Tensorflow入门---验证码识别

想必大家都有这样一种感受，明明我自己学习了tensorflow很久了，但是就是觉得自己无法灵活运用，今天大家就跟着我的脚步来学习，Tensorflow的验证码识别学习

本文章代码借鉴这位仁兄，并且改进了其中的一些问题，欢迎大家来学习讨论!

链接：https://zhuanlan.zhihu.com/p/36979787

好的，废话不多说我们开始！！！

1、整理并生成自己的数据集

关于TensorFlow读取数据，官网给出了三种方法：

供给数据（Feeding）：在TensorFlow程序运行的每一步，让python代码来供给数据。
从文件读取数据：在TensorFlow图的起始，让一个输入管线从文件中读取数据。
预加载数据：在TensorFlow图中定义常量或变量来保存所有数据（仅适用于数据量比较小的情况）。

对于数据量较小而言，可能一般选择直接将数据加载进内存，然后再分batch输入网络进行训练（tip：使用这种方法时，结合yeild 使用更为简洁）。但是如果数据量较大，这样的方法就不适用了。因为太耗内存，所以这时最好使用TensorFlow提供的队列queue，也就是第二种方法：从文件读取数据。
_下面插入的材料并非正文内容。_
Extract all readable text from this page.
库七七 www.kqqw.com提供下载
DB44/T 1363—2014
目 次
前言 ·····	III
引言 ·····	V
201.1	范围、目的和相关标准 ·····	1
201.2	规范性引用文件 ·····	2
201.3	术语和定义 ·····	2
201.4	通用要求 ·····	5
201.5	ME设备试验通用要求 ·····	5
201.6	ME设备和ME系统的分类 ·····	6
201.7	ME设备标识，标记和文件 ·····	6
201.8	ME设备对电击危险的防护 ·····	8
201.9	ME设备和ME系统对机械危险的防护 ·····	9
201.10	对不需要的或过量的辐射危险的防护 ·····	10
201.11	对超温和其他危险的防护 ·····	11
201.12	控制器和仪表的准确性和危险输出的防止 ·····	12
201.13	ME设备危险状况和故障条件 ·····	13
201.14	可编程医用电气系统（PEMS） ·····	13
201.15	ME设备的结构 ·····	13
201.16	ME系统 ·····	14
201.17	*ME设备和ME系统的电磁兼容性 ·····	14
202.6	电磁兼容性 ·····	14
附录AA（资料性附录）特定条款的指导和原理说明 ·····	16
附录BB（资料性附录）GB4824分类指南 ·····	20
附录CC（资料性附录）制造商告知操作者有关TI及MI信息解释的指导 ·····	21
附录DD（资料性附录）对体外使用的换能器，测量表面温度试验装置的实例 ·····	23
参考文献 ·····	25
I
对于一些特定的读取，比如csv文件格式，官网有相关的描述，在这里我们学习一种比较通用的，高效的读取方法，即使用TensorFlow内定标准格式——TFRecords。

我们这里采用Tfrecord方式制作数据集

1）、建立合适的路径：…/dataset/train(test)/0(1,2,3,4,5,6,7,8,9)

按照此先建立dataset下train,test两个文件夹，然后train,test文件夹下各建0-9的10个文件夹

文件夹的建立可在看完代码后自己更改
在这里插入图片描述

2）、利用captcha库生成验证码图片

新建create_images.py文件，执行

from captcha.image import ImageCaptcha
import os


def gen_captcha_text_and_image(path, i, a):
    image_ = ImageCaptcha()
    captcha_text = str(i)
    print(captcha_text)
    #captcha = image_.generate(captcha_text)
    image_.write(a, path + captcha_text + '.png', format='png')

def train_images():
	for i in range(2000):
		for j in range(10):
			path = "./dataset/train/"
			gen_captcha_text_and_image(path + str(j) +'/', i, str(j))
		i = i + 1


def test_images():
	for i in range(1000):
		for j in range(10):
			path = "./dataset/test/"
			gen_captcha_text_and_image(path + str(j) +'/', i, str(j))
		i = i + 1


train_images()
test_images()

这样train目录下的目录名为0-9的10个文件夹每个文件夹下都有2000张对应的图片
test目录下的0-9的10个文件夹为1000张

在这里插入图片描述

3）、生成Tfrecord文件，，并且对应好图片相应的标签

新建一个image_to_tfrecord.py文件，执行

这里一定要记住，因为os.listdir()不会对目录中的文件进行排序，是随机读取目录，所以需要先去掉文件名的后缀然后进行排序，否则训练集的标签和图片信息不匹配，训练就没有任何意义

import os
import tensorflow as tf
from PIL import Image
import matplotlib.pyplot as plt
import numpy as np

cwd = "./dataset/train/"
classes = ["0", "1", "2", "3", "4", "5", "6", "7", "8", "9"]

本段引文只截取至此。